The objective of our paper is to show the partial decrease of therapeutic effect with battery exhaustion in a previously successfully treated patient with refractory Tourette's syndrome (TS).

Materials and Methods

We present a 47-year-old patient diagnosed with TS based on the TS Study Group Criteria and Diagnostic and Statistical Manual of Mental Disorders, Fourth Edition. Surgery was considered based on refractoriness to conservative management. Presurgical evaluation included magnetic resonance imaging (MRI), positron emission tomography scan, and neuropsychologic, neurologic, and psychiatric tests utilizing Yale Brown Obsessive Compulsive Scale, Yale Global Tics Severity Scale, Hamilton Depression Rating Scale, Hamilton Anxiety Rating Scale, Global Assessment of Functioning Scale, and Mini-mental State Examination.

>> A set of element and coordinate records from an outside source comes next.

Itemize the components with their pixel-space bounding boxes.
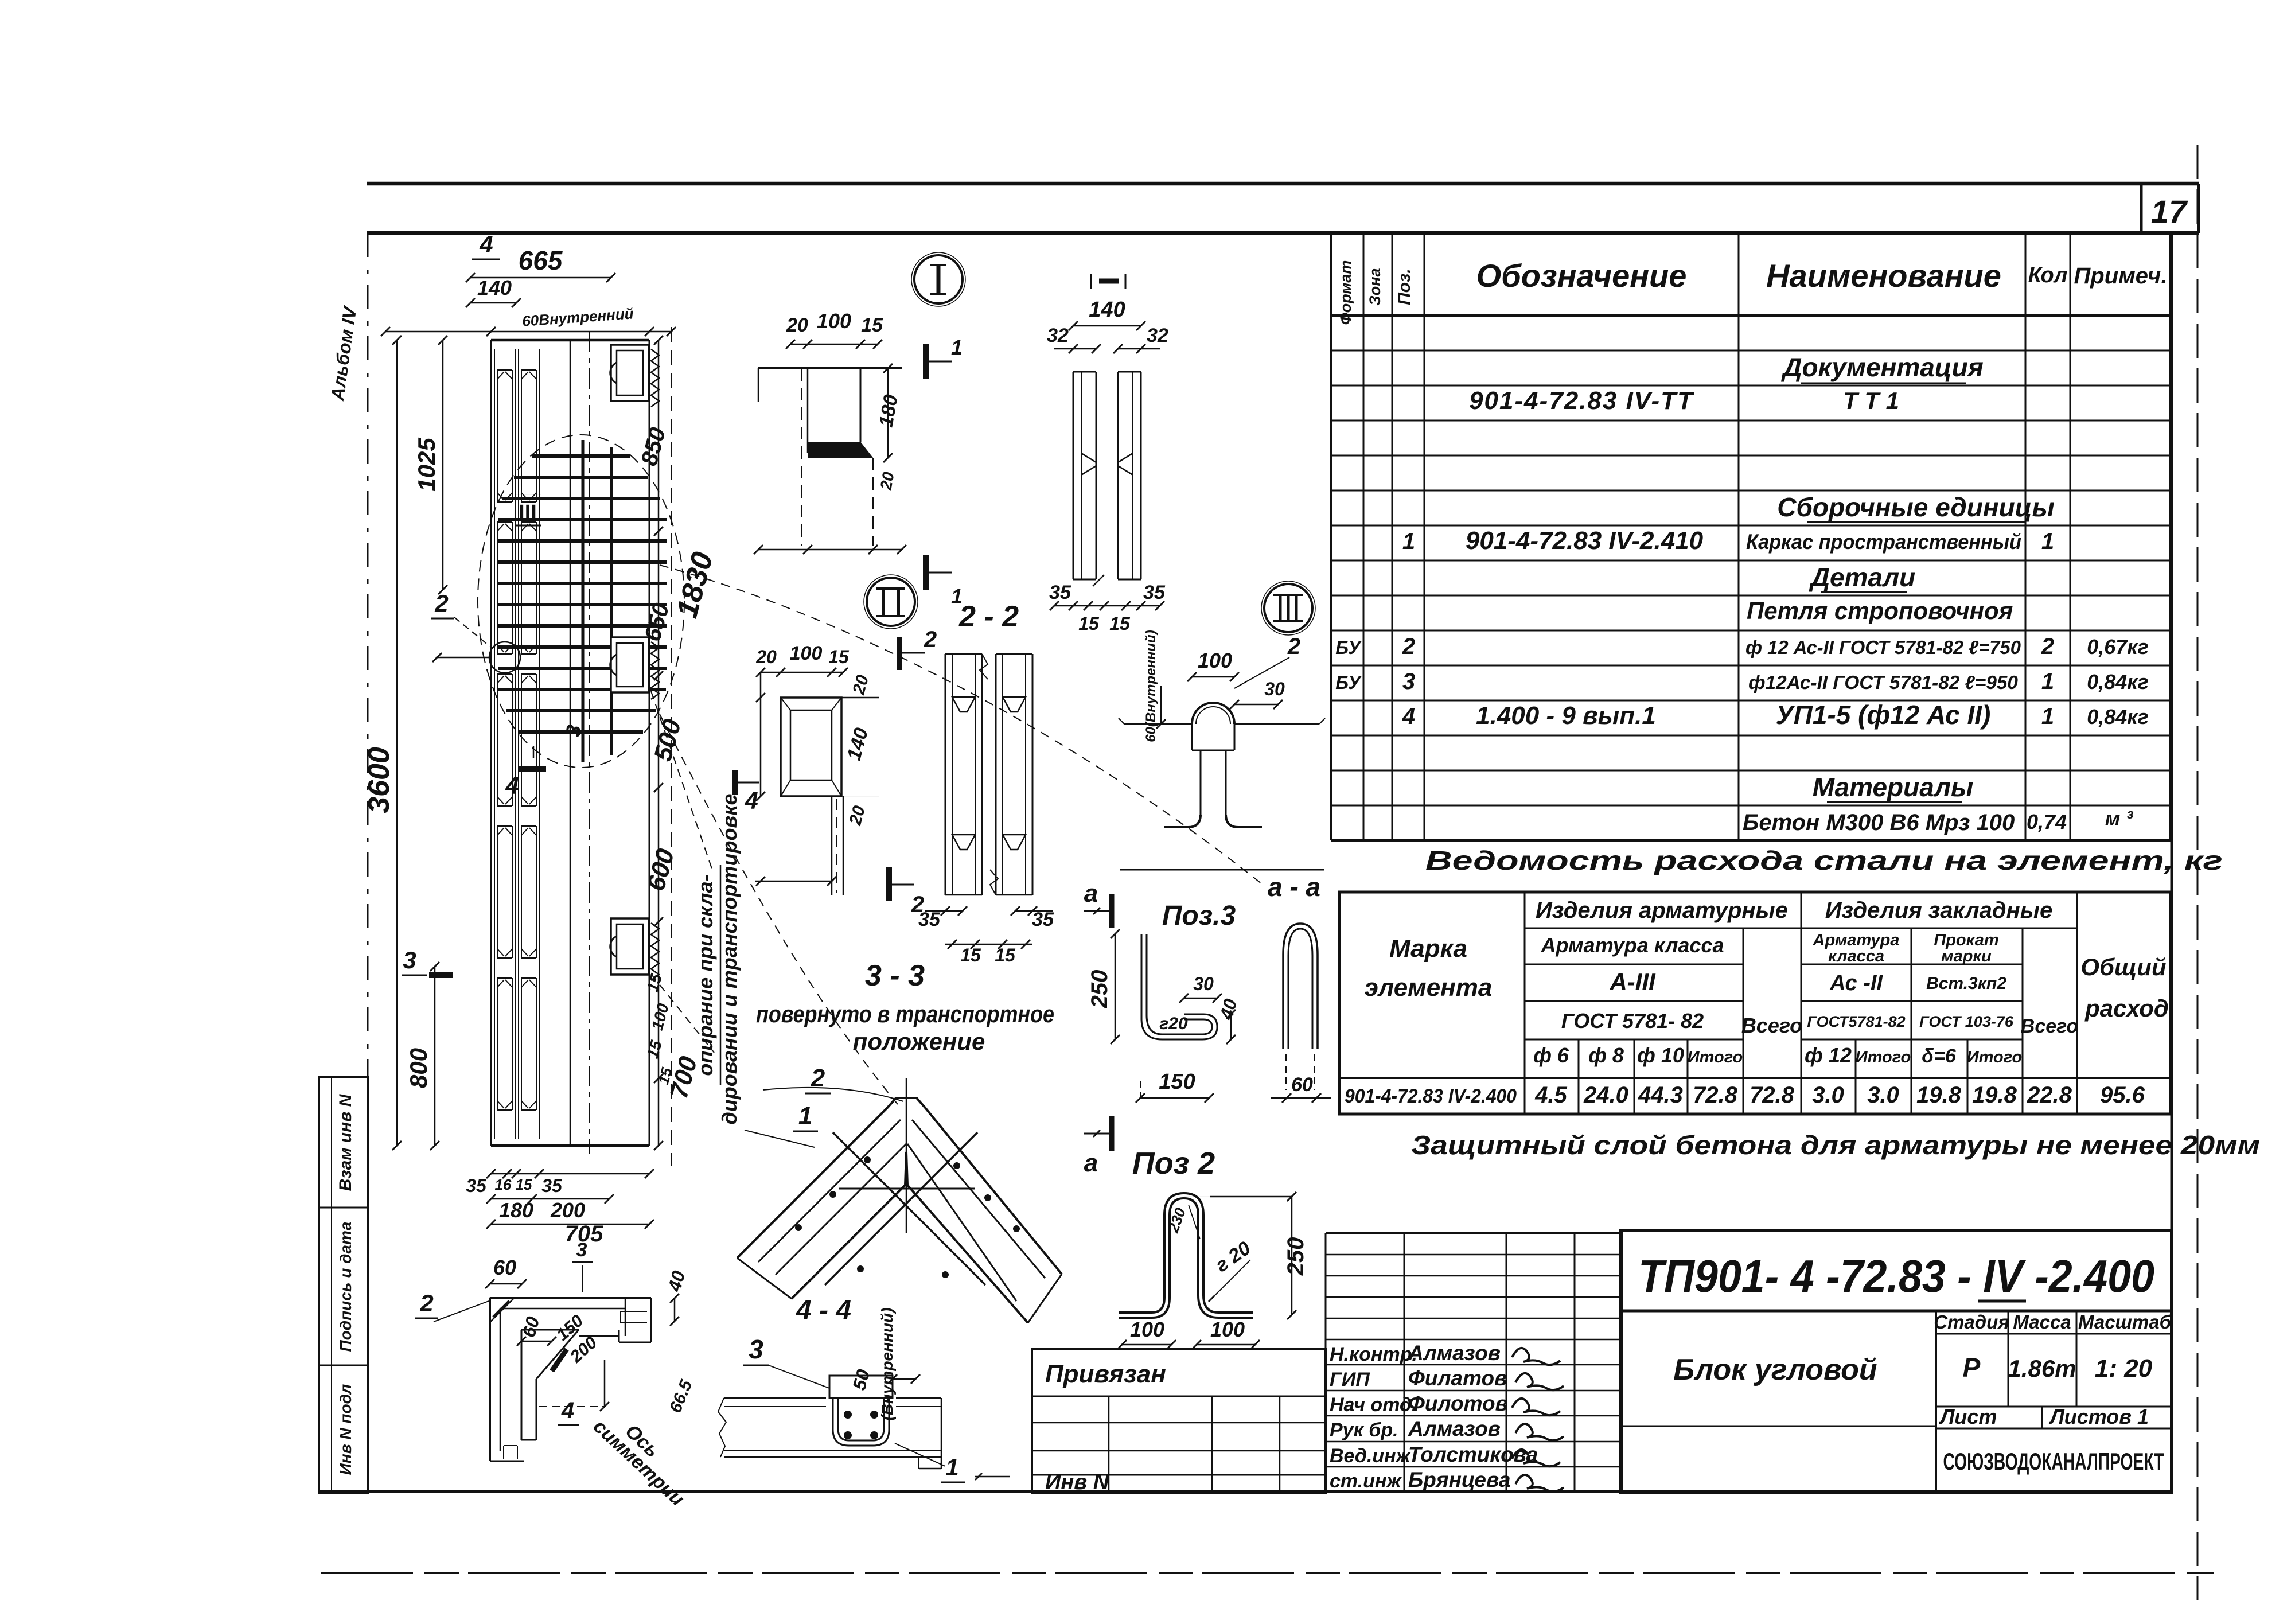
svg-text:4 - 4: 4 - 4 (796, 1295, 851, 1326)
signature table grid (1326, 1233, 1621, 1493)
3-3 leaders 1 and 2 (745, 1064, 903, 1147)
reinforcement bars in ellipse (498, 440, 667, 762)
svg-text:150: 150 (1159, 1070, 1195, 1094)
detail circle 2 on plan (431, 590, 520, 673)
svg-text:20: 20 (755, 647, 777, 667)
svg-text:72.8: 72.8 (1750, 1082, 1795, 1108)
dim 700 (665, 1053, 703, 1101)
dim 1830 (671, 548, 720, 621)
spec row Петля строповочная (1747, 597, 2013, 624)
plan mark 4 top (472, 231, 500, 259)
svg-text:901-4-72.83 IV-2.400: 901-4-72.83 IV-2.400 (1345, 1085, 1517, 1107)
svg-text:3600: 3600 (363, 747, 396, 813)
loop detail labels (743, 1308, 1010, 1482)
svg-text:20: 20 (786, 314, 808, 336)
corner view diagonal tick (552, 1349, 567, 1371)
svg-text:4.5: 4.5 (1534, 1082, 1567, 1108)
поз3 bent bar (1141, 934, 1217, 1039)
svg-text:4: 4 (479, 231, 493, 258)
svg-text:дировании и транспортировке: дировании и транспортировке (718, 794, 741, 1125)
svg-text:Листов 1: Листов 1 (2048, 1405, 2149, 1428)
поз3 dims (1087, 929, 1241, 1044)
signature names (1408, 1341, 1538, 1491)
section mark III on plan (515, 494, 541, 525)
svg-text:0,84кг: 0,84кг (2087, 670, 2149, 694)
svg-text:Рук бр.: Рук бр. (1330, 1419, 1398, 1441)
svg-text:а: а (1084, 879, 1098, 908)
svg-text:Филатов: Филатов (1408, 1366, 1507, 1390)
svg-text:ф 8: ф 8 (1588, 1043, 1624, 1067)
svg-text:1.400 - 9 вып.1: 1.400 - 9 вып.1 (1476, 702, 1656, 730)
lifting loop middle (610, 637, 659, 699)
3-3 chevron outline (737, 1098, 1062, 1323)
svg-text:32: 32 (1147, 325, 1168, 346)
svg-text:Н.контр.: Н.контр. (1330, 1343, 1417, 1365)
transport note line1 (693, 865, 720, 1085)
main frame bottom (319, 1490, 2172, 1493)
svg-text:А-III: А-III (1609, 968, 1656, 995)
svg-text:(Внутренний): (Внутренний) (878, 1308, 896, 1421)
svg-text:15: 15 (861, 314, 883, 336)
svg-text:3 - 3: 3 - 3 (865, 959, 925, 992)
section I cut marks 1 (926, 336, 963, 608)
svg-text:3: 3 (749, 1334, 763, 1364)
svg-text:Общий: Общий (2080, 953, 2166, 980)
plan slot strip left (494, 349, 515, 1139)
svg-text:44.3: 44.3 (1638, 1082, 1683, 1108)
svg-text:1: 20: 1: 20 (2095, 1354, 2153, 1382)
svg-text:60: 60 (1291, 1074, 1313, 1096)
svg-text:БУ: БУ (1335, 672, 1362, 693)
а-а U bar (1283, 924, 1318, 1090)
svg-text:Подпись и дата: Подпись и дата (337, 1222, 354, 1352)
svg-text:1.86т: 1.86т (2008, 1355, 2076, 1382)
svg-text:35: 35 (1049, 582, 1071, 603)
svg-text:35: 35 (1032, 909, 1054, 930)
svg-text:СОЮЗВОДОКАНАЛПРОЕКТ: СОЮЗВОДОКАНАЛПРОЕКТ (1943, 1448, 2164, 1475)
section 1-1 bars (1073, 372, 1141, 579)
svg-text:17: 17 (2151, 193, 2188, 229)
svg-text:180: 180 (499, 1198, 533, 1222)
svg-text:расход: расход (2084, 995, 2169, 1022)
svg-text:250: 250 (1283, 1237, 1308, 1276)
svg-text:Формат: Формат (1337, 260, 1354, 325)
main frame left (faint dashed) (367, 233, 369, 1491)
svg-text:4: 4 (1402, 704, 1415, 729)
steel table grid (1339, 892, 2171, 1114)
svg-text:Изделия закладные: Изделия закладные (1825, 898, 2052, 923)
svg-text:УП1-5 (ф12 Ас II): УП1-5 (ф12 Ас II) (1776, 700, 1991, 730)
spec row Материалы (1813, 772, 1974, 802)
svg-text:2: 2 (1402, 634, 1415, 659)
label 4-4 (796, 1295, 851, 1326)
svg-text:повернуто в транспортное: повернуто в транспортное (756, 1000, 1054, 1027)
section II cut marks 2 (889, 627, 937, 917)
svg-text:1: 1 (951, 336, 963, 359)
svg-text:2 - 2: 2 - 2 (958, 600, 1019, 633)
section marks 4-4 on plan (505, 746, 759, 814)
svg-text:2: 2 (811, 1064, 825, 1092)
balloon II (864, 575, 918, 629)
svg-text:3: 3 (1402, 669, 1415, 694)
outer right sheet edge (dashed) (2197, 145, 2199, 1600)
svg-text:665: 665 (519, 246, 563, 275)
loop detail slab (718, 1398, 941, 1469)
svg-text:Изделия арматурные: Изделия арматурные (1536, 898, 1788, 923)
privyazan table grid (1032, 1349, 1326, 1493)
leader curve to section III detail (660, 565, 1265, 886)
balloon III (1261, 581, 1315, 635)
svg-text:2: 2 (419, 1290, 433, 1317)
svg-text:800: 800 (405, 1048, 432, 1088)
svg-text:Взам инв N: Взам инв N (336, 1093, 355, 1191)
svg-text:4: 4 (505, 772, 519, 799)
svg-text:Поз 2: Поз 2 (1132, 1146, 1215, 1181)
svg-text:Детали: Детали (1809, 562, 1916, 592)
svg-text:Вст.3кп2: Вст.3кп2 (1926, 974, 2006, 993)
album handwriting (327, 304, 361, 402)
svg-text:Филотов: Филотов (1408, 1392, 1508, 1415)
svg-text:Наименование: Наименование (1766, 258, 2001, 294)
svg-text:2: 2 (1287, 634, 1300, 659)
svg-text:2: 2 (924, 627, 937, 652)
svg-text:Примеч.: Примеч. (2074, 263, 2168, 289)
plan slot strip right (519, 349, 539, 1139)
svg-text:35: 35 (918, 909, 941, 930)
svg-text:ст.инж: ст.инж (1330, 1470, 1402, 1492)
svg-text:95.6: 95.6 (2100, 1082, 2145, 1108)
detail ellipse balloon (478, 435, 684, 768)
svg-text:60(Внутренний): 60(Внутренний) (1143, 630, 1159, 742)
signature roles (1330, 1343, 1417, 1492)
svg-text:Толстикова: Толстикова (1408, 1443, 1538, 1466)
loop detail U loop (833, 1398, 889, 1446)
svg-text:Сборочные единицы: Сборочные единицы (1777, 492, 2055, 522)
svg-text:ГОСТ 103-76: ГОСТ 103-76 (1919, 1013, 2014, 1030)
svg-text:15: 15 (1078, 613, 1100, 634)
spec header texts (1337, 258, 2167, 325)
drawing number cell (1621, 1251, 2172, 1311)
svg-text:72.8: 72.8 (1693, 1082, 1738, 1108)
bottom dim row3 705 (486, 1220, 654, 1247)
svg-text:Масса: Масса (2013, 1311, 2071, 1333)
section 1-1 dims (1047, 298, 1168, 634)
svg-text:19.8: 19.8 (1972, 1082, 2017, 1108)
svg-text:0,84кг: 0,84кг (2087, 705, 2149, 729)
svg-text:г20: г20 (1159, 1014, 1188, 1033)
title block outer box (1621, 1230, 2172, 1493)
corner view dims (415, 1239, 696, 1425)
dim 650 (640, 601, 675, 644)
label а-а (1268, 872, 1320, 902)
svg-text:Алмазов: Алмазов (1408, 1417, 1501, 1440)
svg-text:III: III (519, 501, 537, 525)
svg-text:100: 100 (817, 309, 851, 333)
svg-text:Ас -II: Ас -II (1829, 971, 1883, 995)
svg-text:30: 30 (1264, 679, 1285, 699)
svg-text:19.8: 19.8 (1916, 1082, 1962, 1108)
svg-text:2: 2 (434, 590, 448, 617)
label 3 near bars (561, 723, 586, 738)
svg-text:0,74: 0,74 (2027, 810, 2067, 834)
svg-text:δ=6: δ=6 (1922, 1045, 1957, 1067)
spec row Детали (1809, 562, 1916, 592)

Target coordinates were obtained from inversion recovery MRI. Quadripolar deep brain stimulation (DBS) electrodes were implanted bilaterally in the globus pallidus externus (GPe) and connected to the pulse generator in the same procedure. To determine the clinical response to DBS, the scores of the scales obtained preoperatively were compared with those obtained postoperatively.

Results

No surgical complications were detected and according to the clinical scales the patient experienced a marked improvement of his symptoms, although he never showed obsessive-compulsive disorder components of any type. The battery was exhausted after two years with the subsequent significant partial loss of therapeutic effect.

Conclusions

GPe seems to be a highly promising target of DBS for the treatment of medically refractory TS. After battery exhaustion, the patient experienced a marked partial decrease in the therapeutic effect, which confirms the beneficial action of this method.